C/4151/2015 ACJC/162/2016

ARRÊT

DE LA COUR DE JUSTICE

Chambre civile

du vendredi 12 FÉVRIeR 2016

 

Entre

A______, sise ______, (GE), recourante contre un jugement rendu par la 10ème Chambre du Tribunal de première instance de ce canton le 29 septembre 2015, comparant par Me Romain Jordan, avocat, rue Général-Dufour 15, case postale 5556, 1211 Genève 11, en l'étude duquel elle fait élection de domicile,

et

Monsieur B______, domicilié ______, (GE), intimé, comparant par Me Dimitri Lavrov, avocat, place des Eaux-Vives 6, 1207 Genève, en l'étude duquel il fait élection de domicile.

 


EN FAIT

A. Par jugement du 29 septembre 2015, le Tribunal de première instance a rejeté la requête en faillite sans poursuite préalable formée par B______ à l'endroit de A______ (ch. 1 du dispositif), arrêté les frais judiciaires à 500 fr. (ch. 2), mis ceux-ci à charge d'B______ (ch. 3) et dit qu'ils étaient compensés par l'avance effectuée à ce titre par celui-ci, condamné B______ à payer à A______ la somme de 500 fr. TTC au titre de dépens (ch. 5) et débouté les parties de toutes autres conclusions (ch. 5; sic).

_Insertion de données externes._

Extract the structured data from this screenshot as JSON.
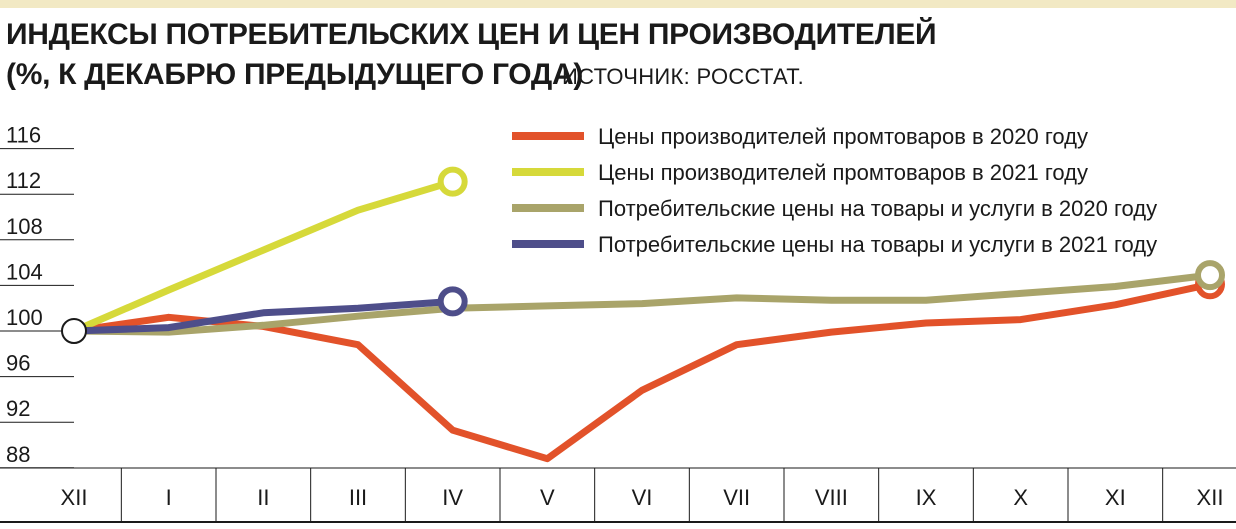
{
  "header": {
    "title_line1": "ИНДЕКСЫ ПОТРЕБИТЕЛЬСКИХ ЦЕН И ЦЕН ПРОИЗВОДИТЕЛЕЙ",
    "title_line2": "(%, К ДЕКАБРЮ ПРЕДЫДУЩЕГО ГОДА)",
    "source": "ИСТОЧНИК: РОССТАТ."
  },
  "chart_data": {
    "type": "line",
    "title": "ИНДЕКСЫ ПОТРЕБИТЕЛЬСКИХ ЦЕН И ЦЕН ПРОИЗВОДИТЕЛЕЙ (%, К ДЕКАБРЮ ПРЕДЫДУЩЕГО ГОДА)",
    "categories": [
      "XII",
      "I",
      "II",
      "III",
      "IV",
      "V",
      "VI",
      "VII",
      "VIII",
      "IX",
      "X",
      "XI",
      "XII"
    ],
    "yticks": [
      116,
      112,
      108,
      104,
      100,
      96,
      92,
      88
    ],
    "ylim": [
      87,
      117
    ],
    "grid": false,
    "legend_position": "top-right",
    "series": [
      {
        "name": "Цены производителей промтоваров в 2020 году",
        "color": "#e2522a",
        "values": [
          100,
          101.2,
          100.4,
          98.8,
          91.3,
          88.8,
          94.8,
          98.8,
          99.9,
          100.7,
          101.0,
          102.3,
          104.1
        ],
        "end_marker": true
      },
      {
        "name": "Цены производителей промтоваров в 2021 году",
        "color": "#d6d93a",
        "values": [
          100,
          103.6,
          107.1,
          110.6,
          113.1,
          null,
          null,
          null,
          null,
          null,
          null,
          null,
          null
        ],
        "end_marker": true
      },
      {
        "name": "Потребительские цены на товары и услуги в 2020 году",
        "color": "#a9a46a",
        "values": [
          100,
          99.9,
          100.5,
          101.3,
          102.0,
          102.2,
          102.4,
          102.9,
          102.7,
          102.7,
          103.3,
          103.9,
          104.9
        ],
        "end_marker": true
      },
      {
        "name": "Потребительские цены на товары и услуги в 2021 году",
        "color": "#4e4e8a",
        "values": [
          100,
          100.3,
          101.6,
          102.0,
          102.6,
          null,
          null,
          null,
          null,
          null,
          null,
          null,
          null
        ],
        "end_marker": true
      }
    ],
    "origin_marker_color": "#ffffff"
  }
}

Le Tribunal a notamment considéré que, "vu les circonstances du cas d'espèce", le montant des dépens serait arrêté à 500 fr.

B. a. Par acte expédié au greffe de la Cour le 12 octobre 2015, A______ forme recours contre ce jugement, concluant à l'annulation du ch. 5 de son dispositif et, cela fait, statuant à nouveau, à ce qu'B______ soit condamné, avec suite de frais de recours, à lui payer la somme de 8'000 fr. à titre de dépens de première instance.

Elle soutient que compte tenu de la valeur litigieuse de 197'157 fr., correspondant à la somme qui lui était réclamée, de l'ampleur du travail, résultant de la complexité de la cause, et de l'importance de celle-ci, qui pouvait conduire au prononcé de sa faillite, les dépens auraient dû être arrêtés à 8'000 fr.

b. B______ a conclu au rejet du recours, avec suite de frais.

Il fait valoir que le montant de 197'157 fr. n'est pas pertinent pour déterminer la valeur litigieuse - sans davantage expliquer comment celle-ci devrait être calculée -, qu'une seule audience s'est tenue, que la recourante n'a pas déposé d'écritures et que la cause ne présentait pas de difficultés particulières.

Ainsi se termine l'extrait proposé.